After giving birth to their child, hospital officials informed Molly that they would not list both her and her partner on the certificate. As you’re probably not aware, Texas birth certificates only have space for one mother and one father, and don’t allow for two mums or two dads.
Quite rightly, Molly was heartbroken: “It just really breaks your heart, that’s the only way I can describe how I felt.”

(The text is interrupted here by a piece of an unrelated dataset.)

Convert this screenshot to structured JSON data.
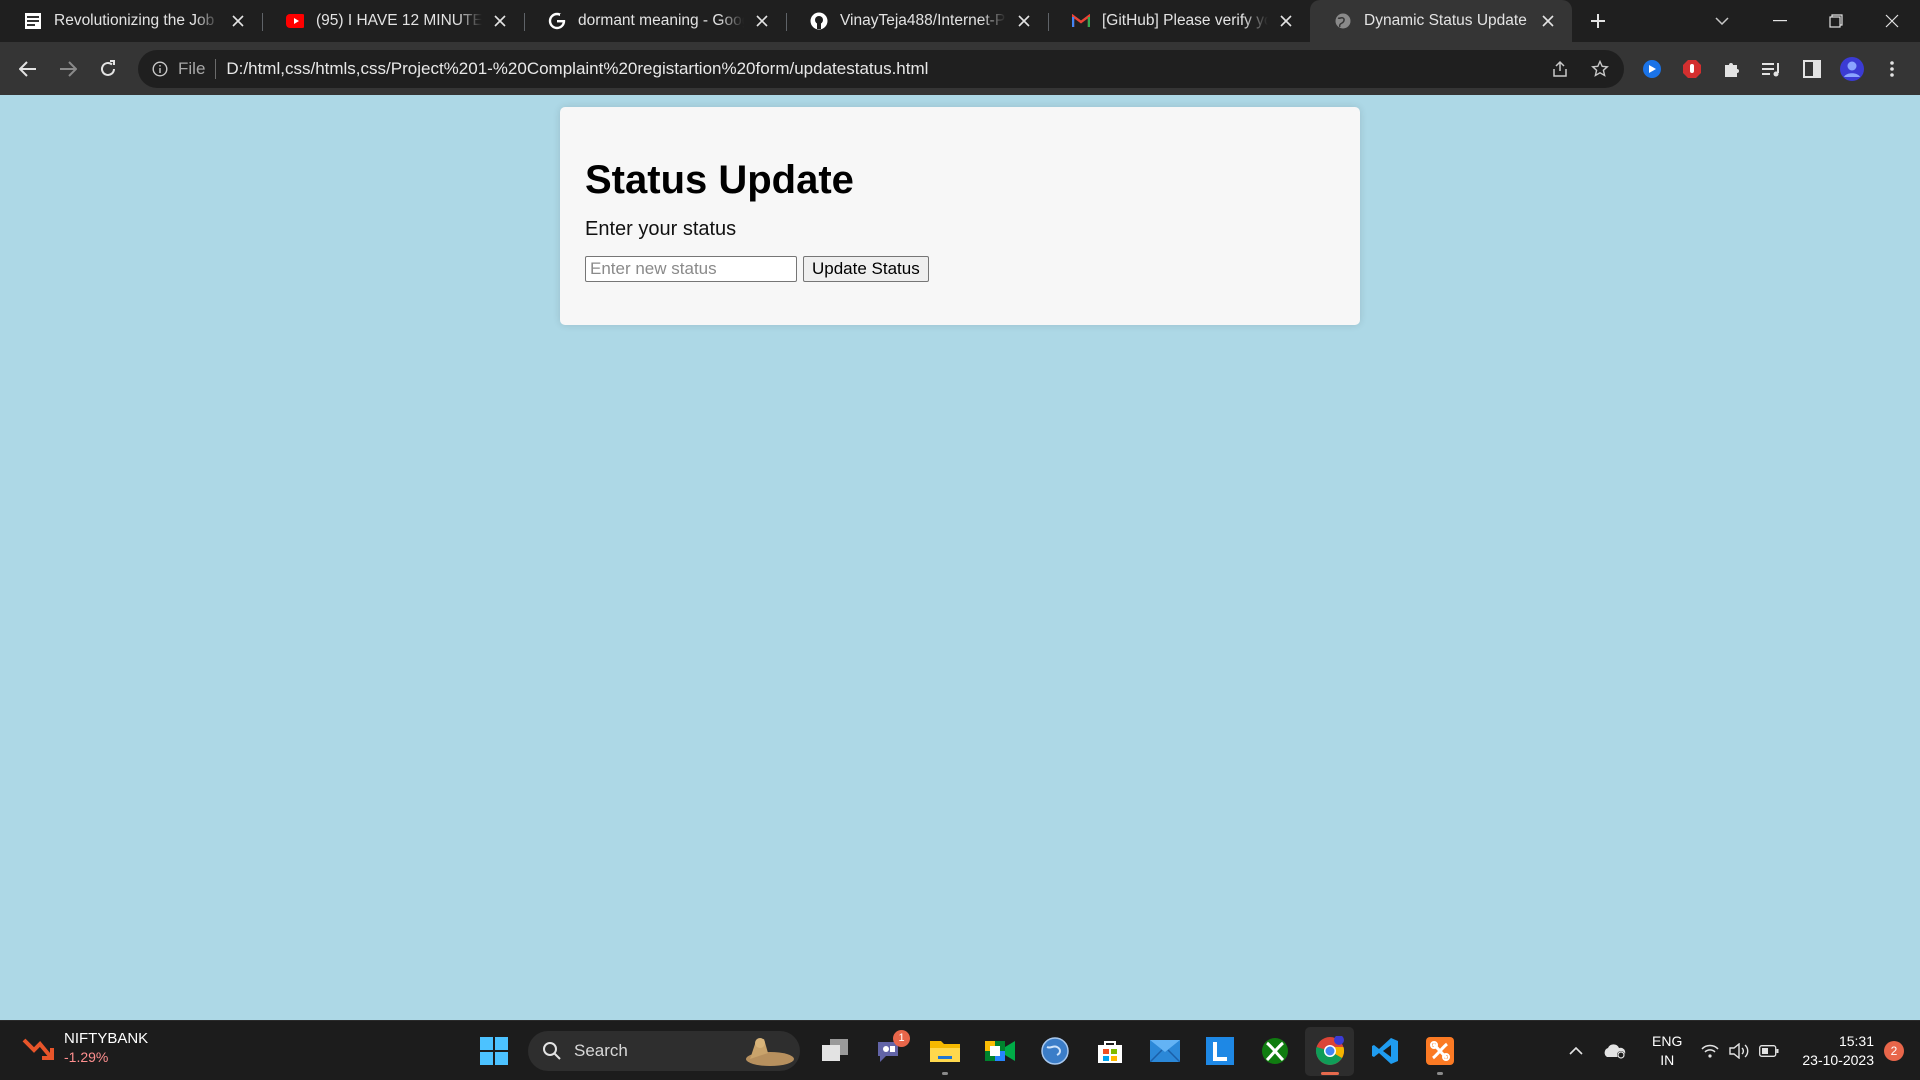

Naturally, the recent ruling by the US Supreme Court ruling has prompted LGBTQ+ people turn their attention toward other things, including the removal of gender-specific language from the document itself and the application forms for it.
Molly went on to say: “No matter what kind of family you have, you’re still a family. I feel like you should be recognized as such.”
This is quite a vital thing, as birth certificates are instrumental in not only parental rights, but also to qualify a child for financial support and health benefits. If a change were to be made, it would affect roughly 9,200 same-sex couples living in Texas.
State Rep. Rafael Anchia, D-Dallas has been trying hard to get it changed, as for the past four legislative seasons he has sponsored legislation to get gender-neutral language on birth certificates. Sadly though, the bill has failed each time.
According to Anchia, the language on birth certificate doesn’t only effect same-sex couples. It also creates hardships for two relatives of the same gender adopting a child, such as two aunts or two grandfathers.
He said: “To deny them a birth certificate that reflects their true and loving family is cruel.”
A spokeswoman for the Texas Department of State Health Services, Carrie Williams, has said that officials are reviewing the SCOTUS ruling in favour of same-sex marriage to see if changes also need to be made to birth certificates and other legal documents.
With any luck, we will see a change. As Suzanne Bryant – an attorney who specialises in LGBT adoptions – rightly pointed out, it attaches stigma to non-traditional families: “It tells that child that something about their family doesn’t deserve the same respect from the state of Texas.”